Banning a hashtag does not change that nor does it slow the recommender down . Again, this is not 2012 and we're not on Tumblr any more. The mechanism underneath is far more capable.

@isotopp I have no way to know what you exactly did.

But let us start again. A particular hashtag was banned. Presumably, it was popular or it would not have been chosen for a ban. Then, by the definition of "popular", it means that large numbers of users were searching using that hashtag. Therefore banning it will have some of these users' searches run afoul. I don't know which percentage.

Will that be sufficient? Certainly not. But I never said so.

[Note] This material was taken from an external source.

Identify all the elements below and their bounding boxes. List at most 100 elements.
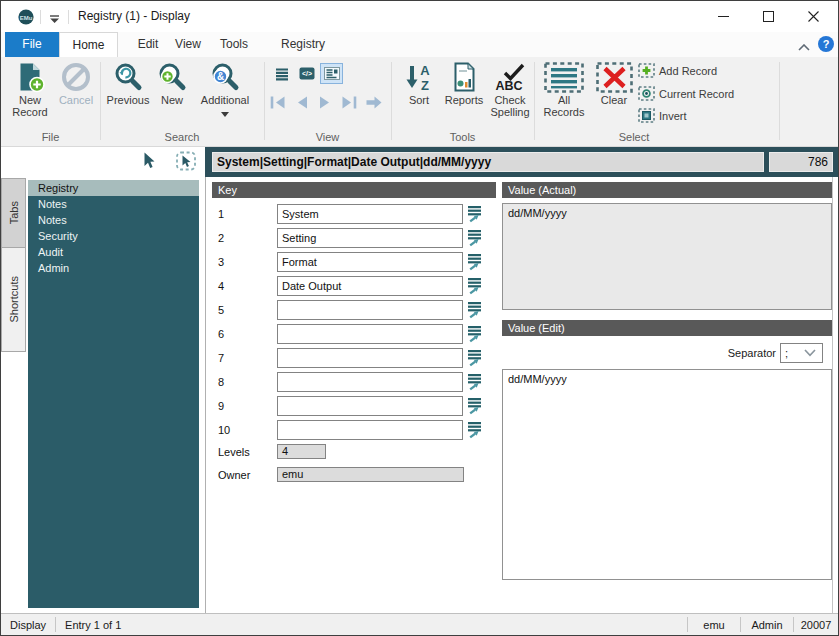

@isotopp Now, you said you were presented with underweight women in your searches. Tiktok is persistent. It will bring back to you what your watched some time ago, even if you do not search it now. If you want to know the effect of the ban for new users (which, presumably, would be the ones using a hashtag), you would need to start a new account.
@isotopp Amusingly, and just to give a data point, I tried Tiktok some time ago. I never was presently with underweight women (or overweight women, whatever... 😀 ).
I actually tried Tiktok twice, resetting the phone in-between. My experience was rather that Tiktok first presented me a small selection of stunning images, then got stuck with the first videos I watched till the end. Presently, I mostly get a Belgian guy doing candid camera sketches and I can't unfollow him.
@isotopp @dl2jml Giving kids unsupervised access to algorithmic streams should be a crime. Most adults too for that matter.
@isotopp Whoever wants to see the king/queen example and more in action, that is part of a #Computerphile video https://youtube.com/watch?v=gQddtTdmG_8
Vectoring Words (Word Embeddings) - Computerphile

YouTube
@SchwarzeLocke @isotopp I love this because it so clearly shows how biases in training data (concerning gender in this case) shape the world view of the model.
@isotopp
I wish those recommenders would eventually take the quality of a content into account. I am interested in a lot of things (except sports news, which is usually ignored by the recommending systems), but I totally dislike low-quality content.
@isotopp Amazed anyone can get any sort of communication or action out of TikTok. Awful bot moderation with no option to talk to anyone. Dreadful. All about the money.